— Питер, как приятно тебя слышать! А я все жду, жду, когда же ты наконец позвонишь! — Ее сладкий голос был однако изрядно сдобрен желчью. — Я целую вечность ждала от тебя этого звонка!
— Ты знаешь, что случилось тогда? — В голосе Синклера ощущалось напряжение.
— Театральные сплетники больше уже ни о чем не болтают, дорогой. Полицейские, правда, возникают в самые неожиданные моменты и в самых неожиданных местах, задавая кучу вопросов, как Маустрэп, который сошел с ума. Кто-то мне говорил, что они даже с тобой говорили?
— У них есть на то веские причины, не так ли? Хотя я и сказал им, что не виделся с ней около года.
— О, продолжай, дорогой, нет смысла врать по этому поводу, особенно если кто-то уже проговорился.
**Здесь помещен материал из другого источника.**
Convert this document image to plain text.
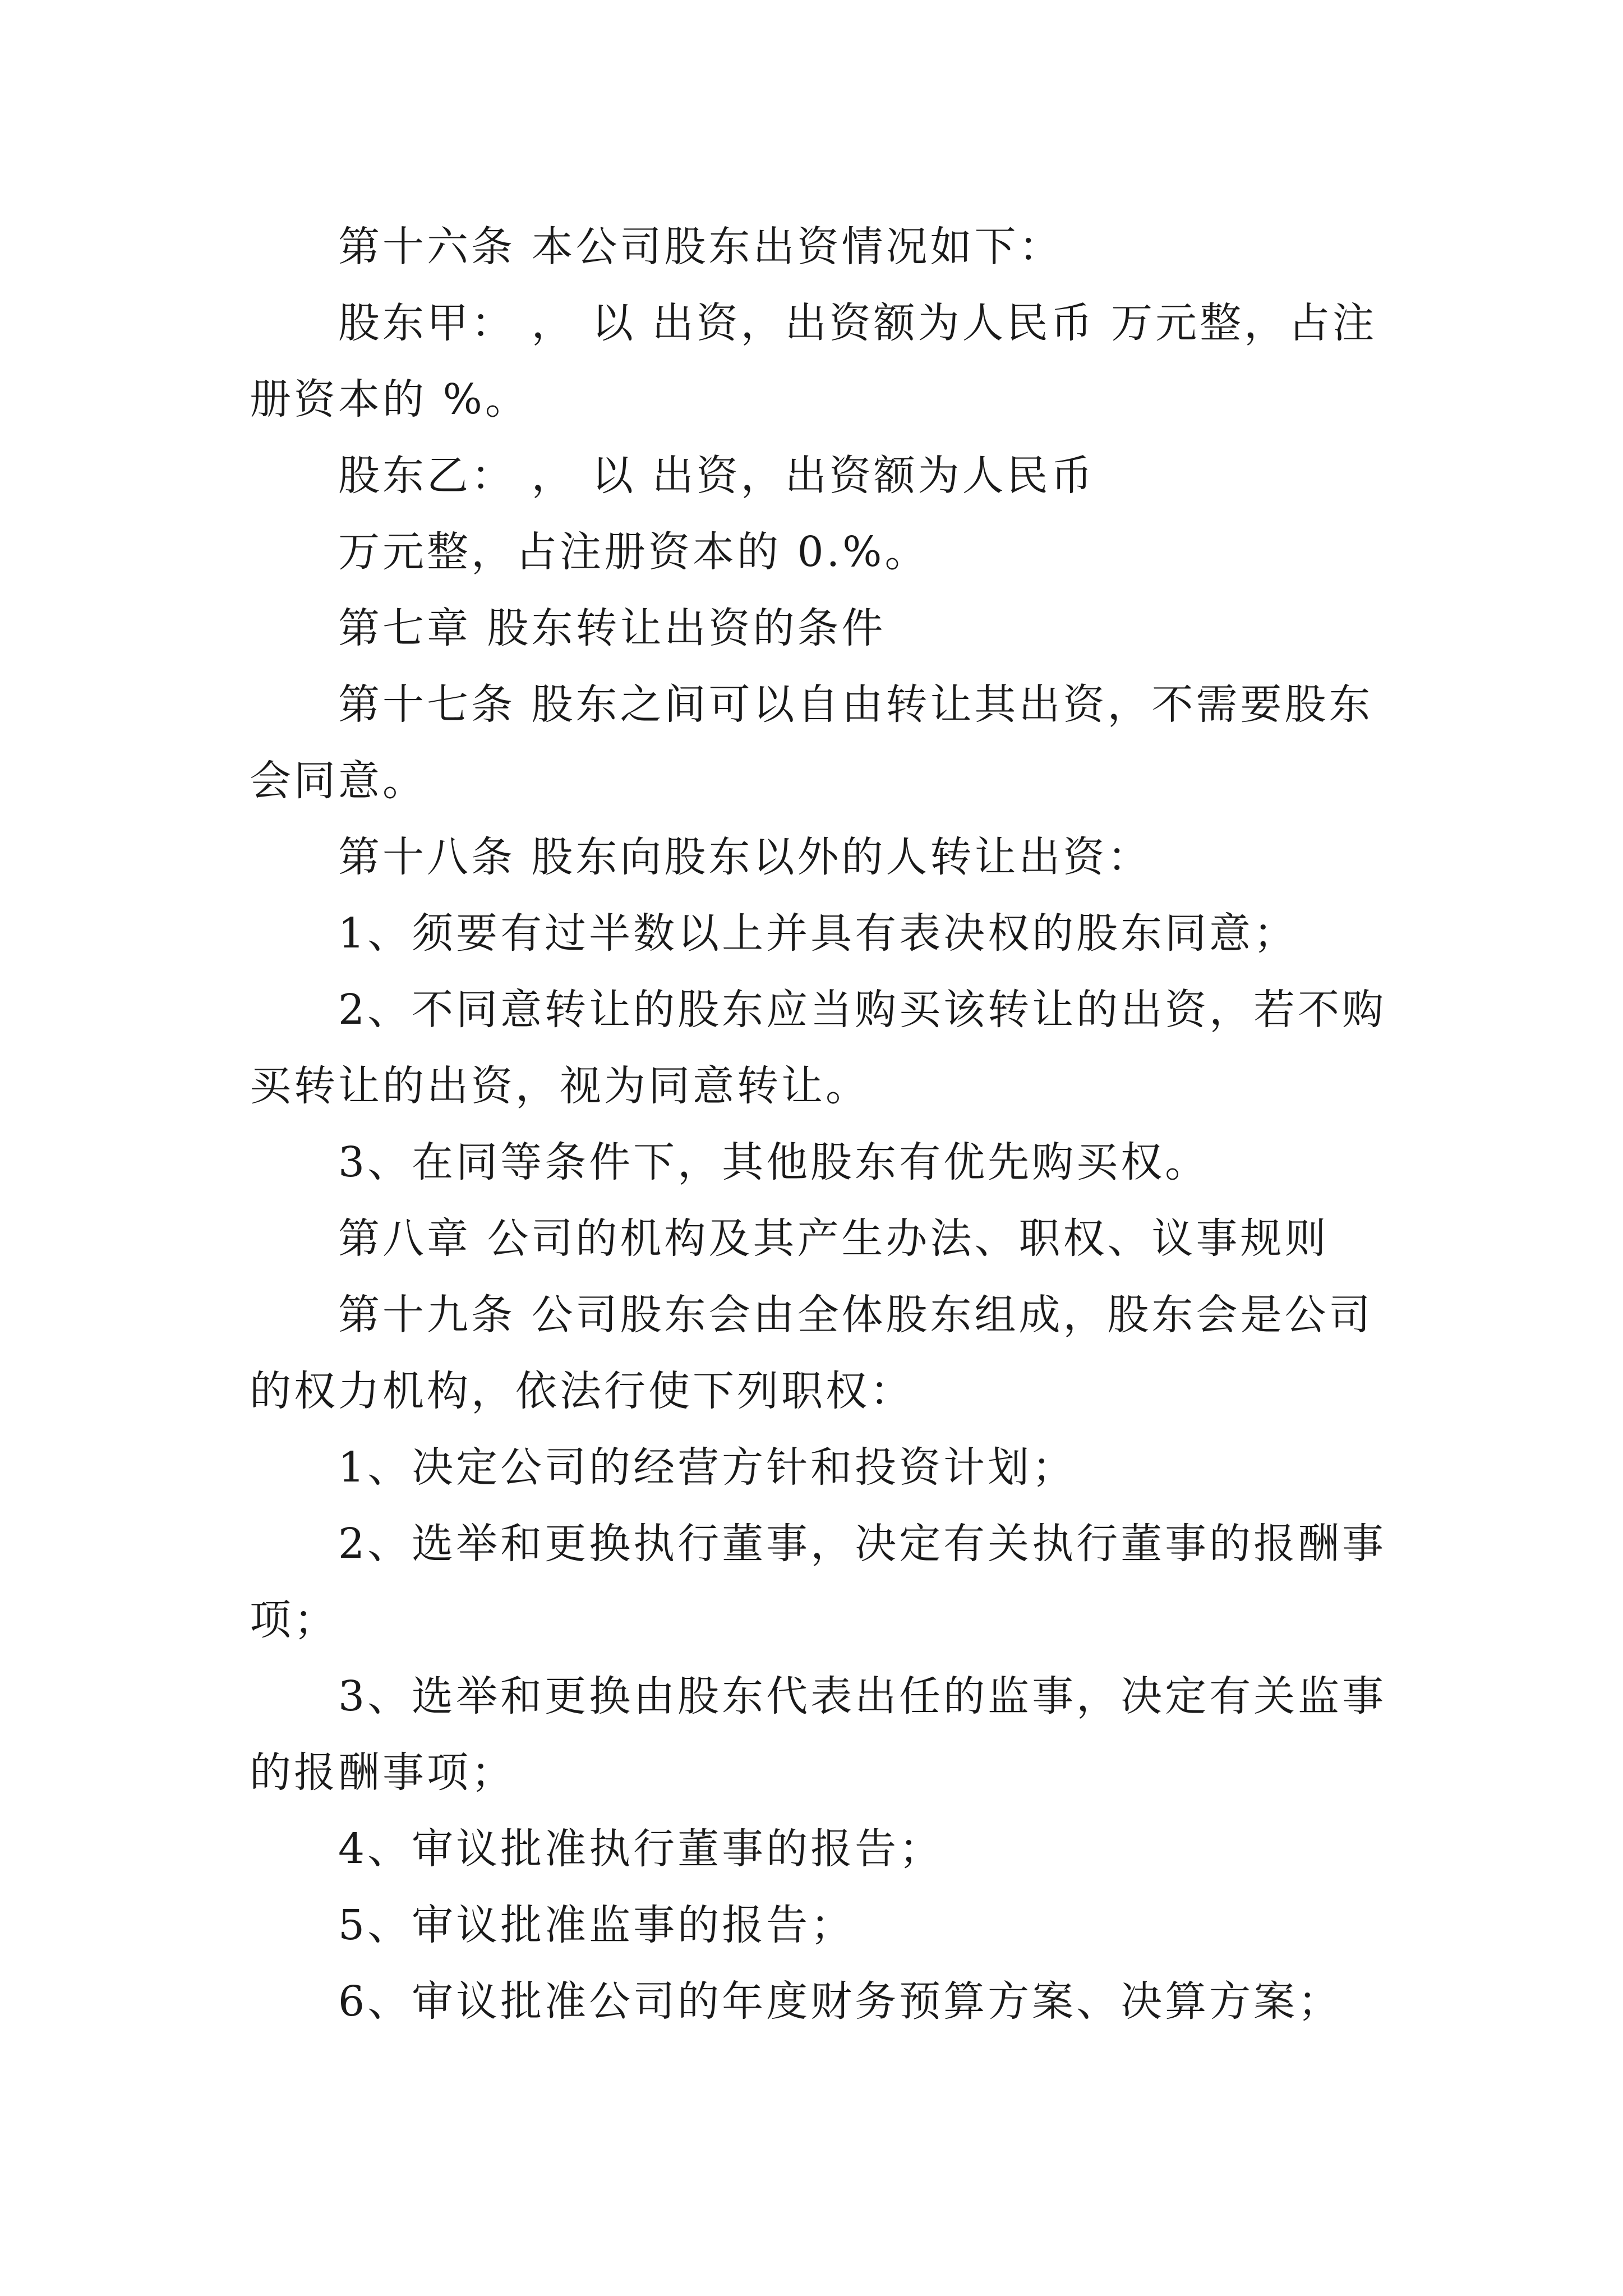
第十六条 本公司股东出资情况如下：

股东甲： ， 以 出资，出资额为人民币 万元整，占注册资本的 %。

股东乙： ， 以 出资，出资额为人民币

万元整，占注册资本的 0.%。

第七章 股东转让出资的条件

第十七条 股东之间可以自由转让其出资，不需要股东会同意。

第十八条 股东向股东以外的人转让出资：

1、须要有过半数以上并具有表决权的股东同意；

2、不同意转让的股东应当购买该转让的出资，若不购买转让的出资，视为同意转让。

3、在同等条件下，其他股东有优先购买权。

第八章 公司的机构及其产生办法、职权、议事规则

第十九条 公司股东会由全体股东组成，股东会是公司的权力机构，依法行使下列职权：

1、决定公司的经营方针和投资计划；

2、选举和更换执行董事，决定有关执行董事的报酬事项；

3、选举和更换由股东代表出任的监事，决定有关监事的报酬事项；

4、审议批准执行董事的报告；

5、审议批准监事的报告；

6、审议批准公司的年度财务预算方案、决算方案；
— Что ты имеешь в виду? — прошипел Синклер.
— Я имею в виду ленч в варьете-клубе? Я видела ее там.
— Ты видела? А я нет. И между прочим я не врал.
— О, Питер! — с упреком произнесла женщина. — Я имею в виду, что я-то верю тебе, но уверен ли ты, что полиция тебе тоже поверит? Как бы то ни было, все газеты только и пишут что об этом Пауэле. В конце концов убийца-то он, не так ли?
— Если они решат, что все-таки нет, они снова придут ко мне. Если ты поможешь мне в смысле алиби, тогда…
— Послушай, мальчик! — еле скрываемая до сего момента желчь вдруг вылилась наружу. — Ты меня не впутывай. Если же попробуешь сделать это, смотри, я так повяжу тебя, что никогда не выпутаешься. Понял?
— Ты, маленькая…
— Прекрати называть меня этим противными именем! — Ее слащавый в начале разговора тон превратился теперь в зловещий. — Я могу сделать твою жизнь очень трудной. Ты понял?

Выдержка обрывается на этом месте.